Ma al di là di questo Narciso e Boccadoro si interroga sulla mortalità e la natura dell’uomo. Accettato che l’uomo è una creazione di Dio, in che modo può adempiere al suo scopo. Forse cercando di elevarsi verso dio? O favorirebbe meglio il creatore abbracciando i sensi con i quali è stato creato? In altre parole, è con la comprensione del pensiero e delle leggi della natura che l’uomo si erge sopra la sua mortalità o soddisfacendo e vivendo in pieno i suoi sensi, accettando così l’incompiutezza, l’anima macchiata dal peccato, e usando questa consapevolezza per essere creatori a nostra volta. Hesse dice che si può arrivare alla verità da entrambe la strade, e in ogni caso nessuna delle due sarà completa. Pur nella comprensione resteranno disperati tanto i pensatori, quanto coloro che vivono nella mondanità dei sensi.
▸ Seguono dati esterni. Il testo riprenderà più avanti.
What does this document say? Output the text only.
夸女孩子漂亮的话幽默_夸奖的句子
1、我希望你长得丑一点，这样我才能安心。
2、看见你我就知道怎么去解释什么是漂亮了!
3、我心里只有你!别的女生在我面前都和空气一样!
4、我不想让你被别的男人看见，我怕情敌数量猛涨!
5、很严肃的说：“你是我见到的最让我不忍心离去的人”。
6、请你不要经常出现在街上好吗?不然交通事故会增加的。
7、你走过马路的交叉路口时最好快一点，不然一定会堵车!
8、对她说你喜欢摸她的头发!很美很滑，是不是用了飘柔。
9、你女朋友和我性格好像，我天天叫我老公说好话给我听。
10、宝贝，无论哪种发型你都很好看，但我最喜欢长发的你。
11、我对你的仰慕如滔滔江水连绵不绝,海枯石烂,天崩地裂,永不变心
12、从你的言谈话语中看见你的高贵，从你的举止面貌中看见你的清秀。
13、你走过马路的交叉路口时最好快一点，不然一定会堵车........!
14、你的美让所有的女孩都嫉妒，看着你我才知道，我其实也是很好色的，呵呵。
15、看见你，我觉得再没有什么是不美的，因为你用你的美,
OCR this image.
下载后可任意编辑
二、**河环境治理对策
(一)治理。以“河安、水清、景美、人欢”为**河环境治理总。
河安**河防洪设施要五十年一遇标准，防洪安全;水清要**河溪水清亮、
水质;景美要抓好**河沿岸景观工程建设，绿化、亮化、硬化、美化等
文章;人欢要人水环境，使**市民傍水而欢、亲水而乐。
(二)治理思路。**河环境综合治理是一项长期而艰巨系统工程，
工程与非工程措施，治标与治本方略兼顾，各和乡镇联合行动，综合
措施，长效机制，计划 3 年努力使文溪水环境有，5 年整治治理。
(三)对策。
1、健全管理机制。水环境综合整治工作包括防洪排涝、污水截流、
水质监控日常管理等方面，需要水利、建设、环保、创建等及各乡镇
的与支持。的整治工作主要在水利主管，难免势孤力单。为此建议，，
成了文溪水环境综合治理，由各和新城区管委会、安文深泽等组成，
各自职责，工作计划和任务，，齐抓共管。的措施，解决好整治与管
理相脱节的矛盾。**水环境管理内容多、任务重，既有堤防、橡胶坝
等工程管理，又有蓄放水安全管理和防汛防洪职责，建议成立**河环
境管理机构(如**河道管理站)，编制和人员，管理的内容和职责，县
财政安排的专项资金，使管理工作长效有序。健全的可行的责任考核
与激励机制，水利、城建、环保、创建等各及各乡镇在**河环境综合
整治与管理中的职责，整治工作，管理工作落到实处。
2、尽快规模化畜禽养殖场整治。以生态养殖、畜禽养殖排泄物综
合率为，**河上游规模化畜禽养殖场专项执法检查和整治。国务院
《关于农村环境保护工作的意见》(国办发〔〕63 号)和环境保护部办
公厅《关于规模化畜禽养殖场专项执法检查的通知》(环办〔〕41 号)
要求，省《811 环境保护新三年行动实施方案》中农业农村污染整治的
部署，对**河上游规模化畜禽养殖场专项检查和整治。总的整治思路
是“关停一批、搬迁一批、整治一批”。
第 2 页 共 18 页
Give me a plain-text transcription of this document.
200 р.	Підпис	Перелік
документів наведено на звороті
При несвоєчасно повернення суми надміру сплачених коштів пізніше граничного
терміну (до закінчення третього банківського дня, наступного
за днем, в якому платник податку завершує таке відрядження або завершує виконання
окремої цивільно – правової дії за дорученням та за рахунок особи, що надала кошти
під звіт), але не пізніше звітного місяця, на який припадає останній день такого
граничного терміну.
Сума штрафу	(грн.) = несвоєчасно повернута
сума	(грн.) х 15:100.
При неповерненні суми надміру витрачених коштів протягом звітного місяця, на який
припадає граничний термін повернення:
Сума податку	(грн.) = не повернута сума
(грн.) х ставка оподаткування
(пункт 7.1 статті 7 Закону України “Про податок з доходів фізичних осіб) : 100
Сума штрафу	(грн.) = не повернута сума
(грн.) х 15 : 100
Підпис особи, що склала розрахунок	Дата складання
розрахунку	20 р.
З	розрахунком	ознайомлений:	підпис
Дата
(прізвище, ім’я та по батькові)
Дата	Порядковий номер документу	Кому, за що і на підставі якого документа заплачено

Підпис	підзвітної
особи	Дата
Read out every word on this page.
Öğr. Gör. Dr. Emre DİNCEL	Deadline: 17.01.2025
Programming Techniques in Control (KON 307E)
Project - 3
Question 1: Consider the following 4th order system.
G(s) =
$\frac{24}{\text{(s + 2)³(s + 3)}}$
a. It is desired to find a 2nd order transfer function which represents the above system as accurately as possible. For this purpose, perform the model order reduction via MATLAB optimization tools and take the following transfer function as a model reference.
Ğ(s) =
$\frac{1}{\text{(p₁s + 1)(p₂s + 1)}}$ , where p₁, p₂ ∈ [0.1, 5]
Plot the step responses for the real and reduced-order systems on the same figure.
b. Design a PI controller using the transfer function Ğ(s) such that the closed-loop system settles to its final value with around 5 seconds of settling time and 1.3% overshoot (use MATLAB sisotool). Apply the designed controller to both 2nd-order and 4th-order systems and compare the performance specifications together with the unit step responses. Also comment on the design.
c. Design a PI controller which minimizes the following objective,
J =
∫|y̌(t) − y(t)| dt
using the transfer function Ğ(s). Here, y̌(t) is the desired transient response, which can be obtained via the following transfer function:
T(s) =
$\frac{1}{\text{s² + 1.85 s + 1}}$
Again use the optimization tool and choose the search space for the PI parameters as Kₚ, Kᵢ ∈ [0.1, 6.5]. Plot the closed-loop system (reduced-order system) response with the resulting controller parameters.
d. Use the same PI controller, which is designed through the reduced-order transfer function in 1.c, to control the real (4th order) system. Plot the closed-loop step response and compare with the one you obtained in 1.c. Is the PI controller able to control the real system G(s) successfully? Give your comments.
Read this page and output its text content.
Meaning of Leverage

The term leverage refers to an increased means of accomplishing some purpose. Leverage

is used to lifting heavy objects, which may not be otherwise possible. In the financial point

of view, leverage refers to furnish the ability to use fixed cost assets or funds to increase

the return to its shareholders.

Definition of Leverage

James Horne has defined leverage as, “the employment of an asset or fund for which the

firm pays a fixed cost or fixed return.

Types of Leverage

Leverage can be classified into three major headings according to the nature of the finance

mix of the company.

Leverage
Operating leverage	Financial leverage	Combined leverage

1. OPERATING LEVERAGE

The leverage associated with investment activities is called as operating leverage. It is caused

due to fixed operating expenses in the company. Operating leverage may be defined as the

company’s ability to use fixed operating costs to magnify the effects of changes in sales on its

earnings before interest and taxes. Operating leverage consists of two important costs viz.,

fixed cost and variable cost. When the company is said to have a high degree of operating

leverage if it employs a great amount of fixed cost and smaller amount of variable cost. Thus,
Non era forse felice? Non era giovane e sano, non era libero come l’uccello nell’aria? Non lo amavano le donne, non era bello sentire di poter dare loro come amante lo stesso piacere ch’egli provava? E perché allora non era felice del tutto? Perché nella sua giovane felicità, come nella virtù e nella saggezza di Narciso, doveva insinuarsi di quando in quando questa strana sofferenza, quest’ansia sommessa, questo rammarico per la transitorietà umana.

“Narciso e Boccadoro” di Hermann Hesse, Mondadori, 1995. Malditesto.